Heilbehandlung ohne Verordnung bei Suchterkrankungen
Eine „Heilbehandlung“ ohne ärztliche Verordnung kann nur angenommen werden, wenn die Nikotinsucht medizinisch belegbar unabhängig von der ärztlichen Verordnung im Einzelfall und dem Grad der Abhängigkeit als Krankheit anzusehen wäre und Maßnahmen der Entwöhnung daher generell Heilbehandlungscharakter hätten. Dies ist jedoch nicht der Fall. So wird etwa das in Rauchwaren enthaltene Nikotin sozialrechtlich nicht als „Droge“ i.S. Abschn. D Ziff 1.3.1 der Psychotherapie-Richtlinien angesehen. Eine Entwöhnungsbehandlung von Rauchern ist danach kein Behandlungsverfahren i.S. der Psychotherapie-Richtlinien und zählt dementsprechend auch nicht zur Verhaltenstherapie in diesem Sinne. Eine solche kommt nur in Betracht zur Heilung und Besserung einer Krankheit. Ebenso wenig wird übermäßiger Alkoholkonsum sozialrechtlich für sich allein als Krankheit i.S. des 2. Buches der KVO gewertet, wenngleich auch eingeräumt wird, dass er zur Krankheit werden kann, wenn er so weit fortgeschritten ist, dass er den Verlust der Selbstkontrolle mit zwanghafter Abhängigkeit bedingt.

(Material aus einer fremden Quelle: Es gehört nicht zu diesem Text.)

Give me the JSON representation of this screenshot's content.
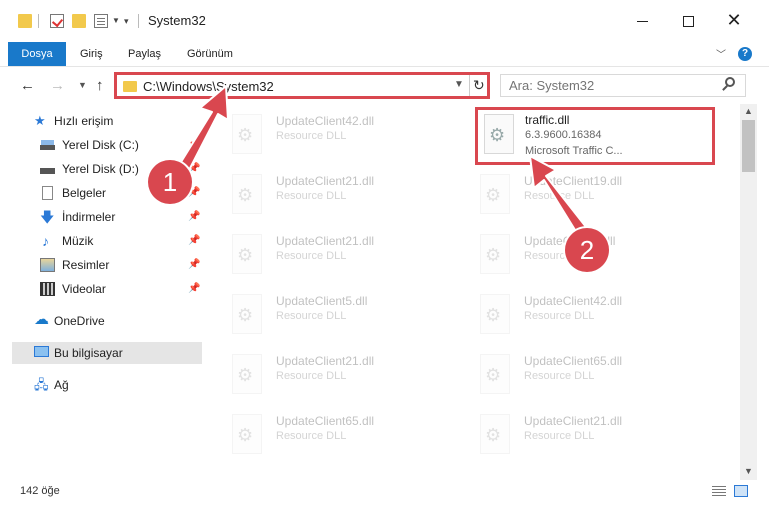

Aus alledem folgert das FG, dass das Bedürfnis nach Nikotin eben nicht unabhängig von der graduellen Ausgestaltung im Einzelfall bereits als Krankheit anzusehen ist. Die Qualifikation als Krankheit ist vielmehr abhängig davon, wie weit der Verlust der Selbststeuerungsfähigkeit im Einzelfall fortgeschritten ist. Dies festzustellen erfordert eine individuelle Untersuchung des Patienten und eine ärztliche Würdigung im Einzelfall.
Revision zugelassen
Die Revision wurde wegen grundsätzlicher Bedeutung der Frage zugelassen, ob eine Suchterkrankung und damit die Qualifikation der Nikotinentwöhnung als Heilbehandlung unabhängig vom Grad des Verlusts der Selbststeuerungsfähigkeit im Einzelfall ohne individuelle Untersuchung des Patienten denkbar ist.